Linen does get softer after every wash, which can help with stretchiness and comfort, but it is the stiffness of this fabric that gives it its unique vibe.

Therefore, I always recommend people to buy linen garments true-to-size, that is, their actual size. Sizing up and down is usually a recipe for disaster.

Do Linen Blends Stretch?

Linen blends do not tend to stretch, but it usually depends on the material. Linen-cotton blends do not stretch or shrink in the wash. On the other hand, washing a linen-rayon blend in hot water will definitely lead to shrinkage.

The purpose of blends is to make the garment look and feel better (and make it less expensive). So when cotton is mixed with linen, the resulting garment gets the washability and durability of cotton along with the breathability of linen.

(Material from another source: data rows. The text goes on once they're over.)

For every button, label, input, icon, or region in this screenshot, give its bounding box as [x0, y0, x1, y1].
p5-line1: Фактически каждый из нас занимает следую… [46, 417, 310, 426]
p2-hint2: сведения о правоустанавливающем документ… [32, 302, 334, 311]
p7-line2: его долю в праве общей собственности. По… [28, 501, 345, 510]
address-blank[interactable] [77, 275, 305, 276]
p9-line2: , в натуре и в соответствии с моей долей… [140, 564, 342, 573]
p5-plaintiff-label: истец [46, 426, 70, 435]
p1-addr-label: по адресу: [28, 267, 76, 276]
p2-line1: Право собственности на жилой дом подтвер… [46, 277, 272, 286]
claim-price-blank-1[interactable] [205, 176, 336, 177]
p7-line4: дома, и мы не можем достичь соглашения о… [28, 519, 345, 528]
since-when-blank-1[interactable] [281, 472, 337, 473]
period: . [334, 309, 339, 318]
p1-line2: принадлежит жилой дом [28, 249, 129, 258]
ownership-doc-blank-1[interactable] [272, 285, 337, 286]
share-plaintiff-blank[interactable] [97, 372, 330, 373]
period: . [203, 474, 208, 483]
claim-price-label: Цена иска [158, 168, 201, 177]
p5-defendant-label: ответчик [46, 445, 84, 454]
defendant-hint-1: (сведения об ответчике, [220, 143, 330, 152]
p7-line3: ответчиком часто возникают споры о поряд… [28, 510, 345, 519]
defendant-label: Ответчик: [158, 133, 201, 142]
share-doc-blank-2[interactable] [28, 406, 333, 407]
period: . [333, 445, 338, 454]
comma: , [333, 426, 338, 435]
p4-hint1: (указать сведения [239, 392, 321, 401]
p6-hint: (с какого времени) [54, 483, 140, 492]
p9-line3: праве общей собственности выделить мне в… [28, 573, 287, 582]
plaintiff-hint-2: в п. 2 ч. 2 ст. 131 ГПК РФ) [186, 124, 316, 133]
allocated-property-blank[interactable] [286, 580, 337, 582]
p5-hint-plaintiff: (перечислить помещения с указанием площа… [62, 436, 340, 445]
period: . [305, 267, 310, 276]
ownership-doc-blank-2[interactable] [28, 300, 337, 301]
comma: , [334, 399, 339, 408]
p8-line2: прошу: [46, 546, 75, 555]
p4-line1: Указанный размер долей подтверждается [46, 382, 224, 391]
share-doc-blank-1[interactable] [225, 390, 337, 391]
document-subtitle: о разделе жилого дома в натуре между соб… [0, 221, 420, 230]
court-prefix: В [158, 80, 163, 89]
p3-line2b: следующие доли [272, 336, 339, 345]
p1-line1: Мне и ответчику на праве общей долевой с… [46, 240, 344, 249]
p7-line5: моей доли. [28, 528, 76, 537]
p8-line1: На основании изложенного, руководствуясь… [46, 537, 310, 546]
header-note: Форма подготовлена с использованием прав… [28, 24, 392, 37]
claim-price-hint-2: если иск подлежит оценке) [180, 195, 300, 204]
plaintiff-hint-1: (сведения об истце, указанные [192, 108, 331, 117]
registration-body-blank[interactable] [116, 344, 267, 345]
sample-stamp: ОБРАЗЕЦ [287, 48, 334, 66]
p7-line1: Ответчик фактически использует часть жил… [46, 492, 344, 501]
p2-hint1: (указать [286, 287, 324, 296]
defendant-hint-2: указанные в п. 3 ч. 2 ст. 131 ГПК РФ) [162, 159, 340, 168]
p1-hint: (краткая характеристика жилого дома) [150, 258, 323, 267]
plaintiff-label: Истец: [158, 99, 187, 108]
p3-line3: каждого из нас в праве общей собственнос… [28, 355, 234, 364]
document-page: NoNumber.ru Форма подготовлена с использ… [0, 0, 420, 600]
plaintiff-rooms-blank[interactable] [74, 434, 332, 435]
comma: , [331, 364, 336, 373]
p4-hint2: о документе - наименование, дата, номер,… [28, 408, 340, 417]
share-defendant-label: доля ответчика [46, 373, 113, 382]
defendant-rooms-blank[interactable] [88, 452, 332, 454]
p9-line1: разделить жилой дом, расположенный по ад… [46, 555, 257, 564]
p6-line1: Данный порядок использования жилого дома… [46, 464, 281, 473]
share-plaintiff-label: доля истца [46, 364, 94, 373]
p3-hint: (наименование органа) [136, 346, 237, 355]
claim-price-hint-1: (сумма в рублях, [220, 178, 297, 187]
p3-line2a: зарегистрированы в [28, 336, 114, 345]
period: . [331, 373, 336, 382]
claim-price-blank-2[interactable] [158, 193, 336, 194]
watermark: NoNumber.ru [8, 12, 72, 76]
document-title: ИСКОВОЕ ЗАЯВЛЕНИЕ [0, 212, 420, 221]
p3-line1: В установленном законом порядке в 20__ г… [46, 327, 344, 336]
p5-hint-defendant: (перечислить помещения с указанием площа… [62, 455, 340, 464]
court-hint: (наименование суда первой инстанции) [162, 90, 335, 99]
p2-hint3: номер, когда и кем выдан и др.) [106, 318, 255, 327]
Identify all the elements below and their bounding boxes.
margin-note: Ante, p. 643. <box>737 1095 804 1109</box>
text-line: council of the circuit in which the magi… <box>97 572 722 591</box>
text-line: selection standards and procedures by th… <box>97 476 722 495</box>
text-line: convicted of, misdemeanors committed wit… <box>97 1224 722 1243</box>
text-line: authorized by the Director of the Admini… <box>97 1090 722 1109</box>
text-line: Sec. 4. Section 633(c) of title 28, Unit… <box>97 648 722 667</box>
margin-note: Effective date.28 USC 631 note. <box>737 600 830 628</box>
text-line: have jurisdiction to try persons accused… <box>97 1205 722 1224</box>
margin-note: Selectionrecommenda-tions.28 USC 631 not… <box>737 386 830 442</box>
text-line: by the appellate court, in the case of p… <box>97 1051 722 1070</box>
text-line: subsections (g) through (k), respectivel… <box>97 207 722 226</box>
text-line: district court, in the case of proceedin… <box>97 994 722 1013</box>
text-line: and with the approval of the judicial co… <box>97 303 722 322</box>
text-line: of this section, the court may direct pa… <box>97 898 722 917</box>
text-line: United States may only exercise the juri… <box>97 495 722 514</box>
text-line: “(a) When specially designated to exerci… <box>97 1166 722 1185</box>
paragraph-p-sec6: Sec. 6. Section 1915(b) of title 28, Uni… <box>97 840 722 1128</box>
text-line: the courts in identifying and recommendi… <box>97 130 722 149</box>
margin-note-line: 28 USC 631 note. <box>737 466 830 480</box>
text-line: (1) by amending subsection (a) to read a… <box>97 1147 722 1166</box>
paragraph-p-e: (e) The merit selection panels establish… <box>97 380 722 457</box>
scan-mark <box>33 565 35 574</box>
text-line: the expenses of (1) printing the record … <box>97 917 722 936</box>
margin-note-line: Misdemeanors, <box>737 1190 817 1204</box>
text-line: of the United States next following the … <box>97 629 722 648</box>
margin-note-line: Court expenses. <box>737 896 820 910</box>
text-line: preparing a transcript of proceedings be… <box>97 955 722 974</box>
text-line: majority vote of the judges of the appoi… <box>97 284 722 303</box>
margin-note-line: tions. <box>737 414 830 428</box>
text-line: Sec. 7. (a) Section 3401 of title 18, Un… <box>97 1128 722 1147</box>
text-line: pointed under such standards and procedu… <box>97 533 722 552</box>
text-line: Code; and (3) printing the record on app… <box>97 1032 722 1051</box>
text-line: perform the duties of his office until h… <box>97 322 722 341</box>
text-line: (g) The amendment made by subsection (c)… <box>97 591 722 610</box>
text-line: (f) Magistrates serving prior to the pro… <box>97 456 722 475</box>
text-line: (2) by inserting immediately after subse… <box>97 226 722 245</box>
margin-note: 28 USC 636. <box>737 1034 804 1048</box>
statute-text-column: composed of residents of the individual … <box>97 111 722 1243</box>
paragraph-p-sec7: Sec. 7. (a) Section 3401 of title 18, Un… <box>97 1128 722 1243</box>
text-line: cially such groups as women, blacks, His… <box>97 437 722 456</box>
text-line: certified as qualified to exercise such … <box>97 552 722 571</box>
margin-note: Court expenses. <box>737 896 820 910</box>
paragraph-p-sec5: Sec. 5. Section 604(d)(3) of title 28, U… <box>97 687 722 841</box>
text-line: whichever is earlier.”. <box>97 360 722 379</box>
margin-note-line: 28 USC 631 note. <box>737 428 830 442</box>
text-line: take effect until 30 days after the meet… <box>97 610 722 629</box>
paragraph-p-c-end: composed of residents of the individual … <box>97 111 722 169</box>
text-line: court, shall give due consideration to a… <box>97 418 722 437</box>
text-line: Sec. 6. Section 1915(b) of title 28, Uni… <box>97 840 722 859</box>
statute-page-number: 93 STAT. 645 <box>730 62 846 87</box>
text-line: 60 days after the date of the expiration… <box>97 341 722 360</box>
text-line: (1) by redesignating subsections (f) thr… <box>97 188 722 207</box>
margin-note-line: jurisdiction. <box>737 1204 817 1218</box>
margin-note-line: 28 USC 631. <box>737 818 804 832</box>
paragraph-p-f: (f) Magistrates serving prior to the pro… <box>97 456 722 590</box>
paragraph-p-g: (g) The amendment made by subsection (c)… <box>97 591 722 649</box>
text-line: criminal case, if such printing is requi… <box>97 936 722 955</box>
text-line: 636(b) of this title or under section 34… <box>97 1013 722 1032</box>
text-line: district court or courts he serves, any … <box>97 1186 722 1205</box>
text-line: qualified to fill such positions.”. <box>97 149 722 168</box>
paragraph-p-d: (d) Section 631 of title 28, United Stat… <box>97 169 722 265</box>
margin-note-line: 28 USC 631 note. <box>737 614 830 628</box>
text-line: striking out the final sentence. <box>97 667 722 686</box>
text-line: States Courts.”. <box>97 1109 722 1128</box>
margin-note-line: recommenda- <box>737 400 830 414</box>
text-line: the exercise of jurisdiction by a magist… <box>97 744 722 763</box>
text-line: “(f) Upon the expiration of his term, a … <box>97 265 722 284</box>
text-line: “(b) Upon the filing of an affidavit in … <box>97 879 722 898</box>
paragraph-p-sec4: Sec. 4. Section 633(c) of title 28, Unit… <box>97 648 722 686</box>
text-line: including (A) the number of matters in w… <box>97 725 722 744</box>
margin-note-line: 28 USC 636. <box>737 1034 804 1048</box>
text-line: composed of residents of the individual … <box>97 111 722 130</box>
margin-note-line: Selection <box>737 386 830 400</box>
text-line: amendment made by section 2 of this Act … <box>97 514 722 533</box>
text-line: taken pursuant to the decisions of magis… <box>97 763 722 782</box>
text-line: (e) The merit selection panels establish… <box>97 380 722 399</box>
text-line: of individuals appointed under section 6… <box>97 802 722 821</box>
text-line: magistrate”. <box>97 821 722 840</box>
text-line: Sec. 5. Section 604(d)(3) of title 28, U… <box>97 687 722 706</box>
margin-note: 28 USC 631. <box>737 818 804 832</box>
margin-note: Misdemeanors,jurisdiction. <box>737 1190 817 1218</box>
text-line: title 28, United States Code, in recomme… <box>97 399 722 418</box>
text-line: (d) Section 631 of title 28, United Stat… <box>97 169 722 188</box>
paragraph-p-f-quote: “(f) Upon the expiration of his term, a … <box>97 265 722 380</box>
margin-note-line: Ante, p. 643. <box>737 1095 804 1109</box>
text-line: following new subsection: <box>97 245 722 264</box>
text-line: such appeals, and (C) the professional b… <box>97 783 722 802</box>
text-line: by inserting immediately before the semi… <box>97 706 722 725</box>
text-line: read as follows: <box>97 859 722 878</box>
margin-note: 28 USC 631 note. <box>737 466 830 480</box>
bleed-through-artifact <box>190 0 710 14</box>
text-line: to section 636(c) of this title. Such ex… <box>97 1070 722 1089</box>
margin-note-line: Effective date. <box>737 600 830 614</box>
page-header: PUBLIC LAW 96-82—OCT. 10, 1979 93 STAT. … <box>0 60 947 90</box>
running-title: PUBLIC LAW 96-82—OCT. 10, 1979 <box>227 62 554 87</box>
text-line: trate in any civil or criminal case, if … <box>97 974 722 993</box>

Blending linen and rayon together results in a perfect shirt for the summer that is extremely cool. However, both these fabrics are known to shrink if not washed properly. So soaking them in hot water is going to either stretch or shrink them in an irreversible way.

Final Remarks

Linen is known to be a difficult fabric to take care of. But after doing multiple tests and experiments, I realized that this is a big lie.

Most of the information you read online about cloth care is similar to an old wives’ tale. The writers read that information in a book somewhere, but what they don’t realize is that clothes manufacturing has changed extensively just in the past decade.

We’ve better technology now, and all that previous information is not of any use. Therefore, I like to base my conclusions on actual experiments rather than hearsay.